Zunächst wohnte Händel in London bei einem Musikliebhaber namens Andrews, später beim Grafen von Burlington auf dessen Landsitz in Piccadilly, und hier war es, wo im Austausch mit Pope, John Gay und Dr. Arbuthnot, einem seiner in Zukunft treuesten Freunde, die Tage der römischen "Arcadia" sich ihm erneuten. Daneben verkehrte er viel in musikliebenden bürgerlichen Kreisen: so nahm er gern an den Musikabenden des Kohlenhändlers Britton teil oder saß, nach Orgelimprovisationen auf dem neuen Instrument in der Saint-Pauls-Kathedrale, mit Mitgliedern des Kirchenchors musizierend und bechernd in der Queen Ann's Tavern am Saint Pauls-Kirchhof. Mehrere Opern entstanden in diesen ersten Jahren, von denen die Zauberoper "Amadigi" dem "Rinaldo" als musikalischer Wert am nächsten kommt. 1716 reiste Händel im Gefolge des Königs noch einmal nach Hannover; er komponierte dort vermutlich sein letztes größeres deutsches Werk, die Passion auf den berühmten Brockesschen Text. Aus Ansbach, wohin er über die Heimatstadt Halle fuhr, holte er den alten Universitätsfreund Johann Christoph Schmidt nach England herüber, der ihm als musikalisches und geschäftliches Faktotum bis an sein Lebensende zur Seite stand. 1717 ging er als Kapellmeister (und Nachfolger eines andern Deutschen, Johann Christoph Pepuschs) zum Herzog von Chandos auf dessen Schloß Cannons. Er hatte in dieser Eigenschaft für Kirchenmusik zu sorgen. Damit fand er zum erstenmal seit dem Utrechter Tedeum und Jubilate wieder unmittelbaren Anlaß zur Beschäftigung mit Purcells Psalmkompositionen. Das Ergebnis waren die kraftvollen Chandos-Anthems, die noch spät Stoff für das Oratorium hergaben. An das Ende der Jahre in Cannons fällt zu diesem der erste Versuch, die Masque "Haman und Mardochai", sowie das Pastoral "Acis und Galathea". Den Text zum einen Werk hatte, nach dem Racineschen Klosterdrama, Pope, den zum andern John Gay gedichtet.

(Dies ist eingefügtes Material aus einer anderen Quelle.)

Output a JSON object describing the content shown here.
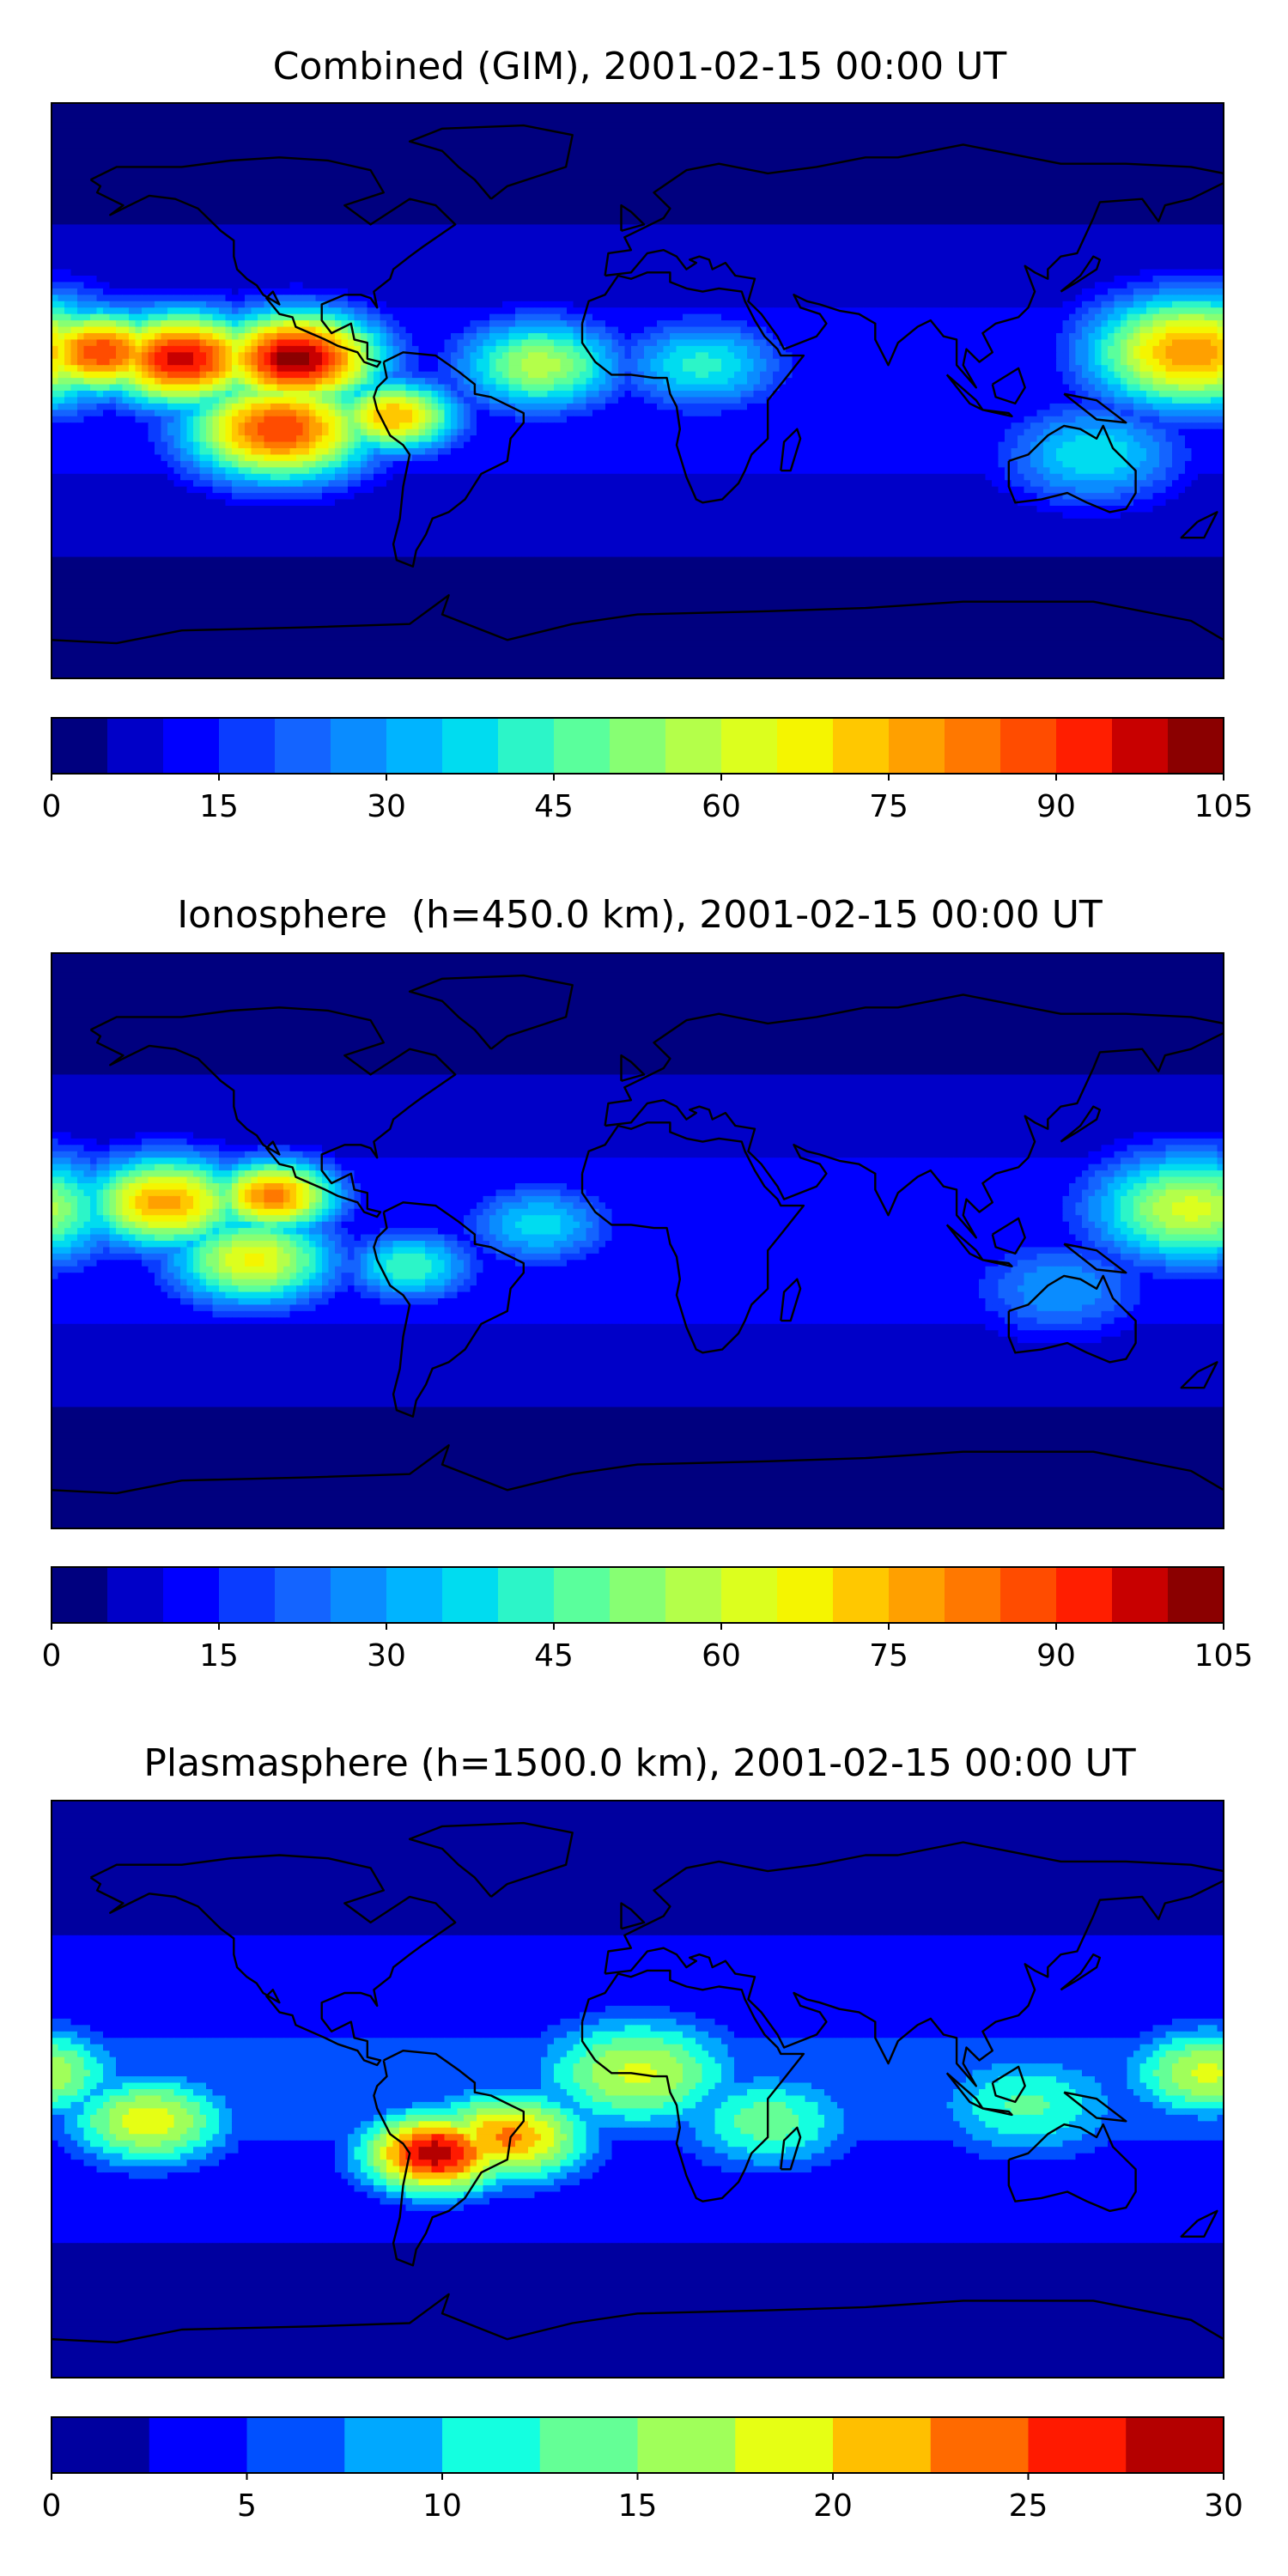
{
  "figure": {
    "background": "#ffffff"
  },
  "chart_data": [
    {
      "type": "heatmap",
      "map_projection": "equirectangular",
      "title": "Combined (GIM), 2001-02-15 00:00 UT",
      "colormap": "jet",
      "colorbar": {
        "range": [
          0,
          105
        ],
        "step": 5,
        "ticks": [
          0,
          15,
          30,
          45,
          60,
          75,
          90,
          105
        ],
        "tick_labels": [
          "0",
          "15",
          "30",
          "45",
          "60",
          "75",
          "90",
          "105"
        ],
        "colors": [
          "#00007f",
          "#0000c8",
          "#0000ff",
          "#0a3cff",
          "#1464ff",
          "#0a8cff",
          "#00b4ff",
          "#00dcf0",
          "#2cf5c8",
          "#5aff9c",
          "#87ff73",
          "#b4ff4a",
          "#dcff1e",
          "#f5f500",
          "#ffc800",
          "#ffa000",
          "#ff7800",
          "#ff4c00",
          "#ff1e00",
          "#c80000",
          "#8b0000"
        ]
      },
      "features": [
        {
          "lon": -140,
          "lat": 10,
          "value": 98,
          "spread": 18
        },
        {
          "lon": -105,
          "lat": 10,
          "value": 104,
          "spread": 18
        },
        {
          "lon": -165,
          "lat": 12,
          "value": 90,
          "spread": 16
        },
        {
          "lon": -110,
          "lat": -12,
          "value": 90,
          "spread": 20
        },
        {
          "lon": -75,
          "lat": -8,
          "value": 75,
          "spread": 14
        },
        {
          "lon": -30,
          "lat": 8,
          "value": 58,
          "spread": 18
        },
        {
          "lon": 20,
          "lat": 8,
          "value": 42,
          "spread": 18
        },
        {
          "lon": 170,
          "lat": 12,
          "value": 80,
          "spread": 22
        },
        {
          "lon": 140,
          "lat": -20,
          "value": 40,
          "spread": 20
        }
      ]
    },
    {
      "type": "heatmap",
      "map_projection": "equirectangular",
      "title": "Ionosphere  (h=450.0 km), 2001-02-15 00:00 UT",
      "colormap": "jet",
      "colorbar": {
        "range": [
          0,
          105
        ],
        "step": 5,
        "ticks": [
          0,
          15,
          30,
          45,
          60,
          75,
          90,
          105
        ],
        "tick_labels": [
          "0",
          "15",
          "30",
          "45",
          "60",
          "75",
          "90",
          "105"
        ],
        "colors": [
          "#00007f",
          "#0000c8",
          "#0000ff",
          "#0a3cff",
          "#1464ff",
          "#0a8cff",
          "#00b4ff",
          "#00dcf0",
          "#2cf5c8",
          "#5aff9c",
          "#87ff73",
          "#b4ff4a",
          "#dcff1e",
          "#f5f500",
          "#ffc800",
          "#ffa000",
          "#ff7800",
          "#ff4c00",
          "#ff1e00",
          "#c80000",
          "#8b0000"
        ]
      },
      "features": [
        {
          "lon": -145,
          "lat": 12,
          "value": 78,
          "spread": 18
        },
        {
          "lon": -112,
          "lat": 14,
          "value": 82,
          "spread": 14
        },
        {
          "lon": -118,
          "lat": -6,
          "value": 66,
          "spread": 18
        },
        {
          "lon": -70,
          "lat": -8,
          "value": 45,
          "spread": 14
        },
        {
          "lon": -30,
          "lat": 5,
          "value": 38,
          "spread": 16
        },
        {
          "lon": 170,
          "lat": 10,
          "value": 62,
          "spread": 22
        },
        {
          "lon": 130,
          "lat": -15,
          "value": 30,
          "spread": 20
        }
      ]
    },
    {
      "type": "heatmap",
      "map_projection": "equirectangular",
      "title": "Plasmasphere (h=1500.0 km), 2001-02-15 00:00 UT",
      "colormap": "jet",
      "colorbar": {
        "range": [
          0,
          30
        ],
        "step": 2.5,
        "ticks": [
          0,
          5,
          10,
          15,
          20,
          25,
          30
        ],
        "tick_labels": [
          "0",
          "5",
          "10",
          "15",
          "20",
          "25",
          "30"
        ],
        "colors": [
          "#00009f",
          "#0000ff",
          "#0050ff",
          "#00a8ff",
          "#14ffe0",
          "#64ff96",
          "#a0ff5a",
          "#e6ff14",
          "#ffbf00",
          "#ff6a00",
          "#ff1a00",
          "#b40000"
        ]
      },
      "features": [
        {
          "lon": -62,
          "lat": -20,
          "value": 29,
          "spread": 16
        },
        {
          "lon": -40,
          "lat": -15,
          "value": 23,
          "spread": 18
        },
        {
          "lon": -150,
          "lat": -10,
          "value": 19,
          "spread": 18
        },
        {
          "lon": 0,
          "lat": 5,
          "value": 18,
          "spread": 22
        },
        {
          "lon": 40,
          "lat": -10,
          "value": 14,
          "spread": 20
        },
        {
          "lon": 175,
          "lat": 5,
          "value": 18,
          "spread": 18
        },
        {
          "lon": 120,
          "lat": -5,
          "value": 13,
          "spread": 22
        }
      ]
    }
  ]
}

Das Jahr 1720 war, laut Händels eigener Aussage, der Abschluß seiner Lehrzeit. Es bedeutete für ihn zugleich das Einrücken in eine minder unabhängige, minder private Stellung gegenüber der Öffentlichkeit. Die fieberhafte Unternehmungslust, die der wirtschaftliche Aufschwung gezeitigt hatte, führte, nach einigen Jahren Opernpause, wie zur Gründung anderer Aktiengesellschaften [89] so zu der eines italienischen Operntheaters auf Aktien. An der Spitze der finanziell Beteiligten stand der König; er zahlte für seine Loge einen besonders hohen Beitrag und übte mittelbar Aufsicht, sofern er den Verwaltungsrats-Vorsitzenden ernannte: das Institut hieß darum, nach Pariser Vorbild, königliche Musikakademie. Händel wurde künstlerischer Leiter und erster Hauskomponist, neben dem man sich jedoch sogleich zwei beliebte Italiener verschrieb, den gewandten Ariosti und den gefälligen, eitel-intriganten Bononcini: erster Anstoß zu Kämpfen, zur Spaltung des Publikums. Mit unwahrscheinlicher Schaffensfreudigkeit, in einem männlich reifen Stil, der die Affektdramatik der spätbarocken italienischen Arienoper so persönlich lebensvoll wie überlegen umfassend ausspielte, warf Händel ein Werk nach dem andern heraus. Die wichtigsten davon – die Texte arbeitete für die Mehrzahl nicht ohne Gewicht der Deutschitaliener Nicola Haym – sind "Radamisto" (1720), "Ottone" (1723), "Giulio Cesare", "Tamerlano" (1724), "Rodelinda" (1725), "Admeto" (1728); vor allem "Ottone" wurde populär. An den Erfolgen hatten starken Anteil die zwar künstlerisch anregenden, doch schwer zu behandelnden italienischen Stars, der Altkastrat Senesino, die Cuzzoni, die später mit Hasse verheiratete Faustina Bordoni. Beim Publikum vermengte sich das Interesse an der Kunst dieser Gesangsgrößen allerdings bedenklich mit dem an ihrem Privatleben, an ihren persönlichen Zänkereien. Für die Opernbesucher war es ein hochwillkommener Skandal, als eines Tags die beiden Primadonnen auf offener Bühne gegeneinander tätlich wurden. Das Theater ging nicht schlecht; aber die kaufmännische Leitung war verantwortungslos. Als die alten Widersacher der italienischen Oper 1728 wieder auf den Plan traten, mit der von Gay verfaßten, von Pepusch mit volkstümlicher Musik ausstaffierten "Bettleroper", einer durchschlagenden Satire nicht bloß auf die Oper, auch auf Walpoles Finanzregime, hielt die königliche Akademie den Stoß nicht aus.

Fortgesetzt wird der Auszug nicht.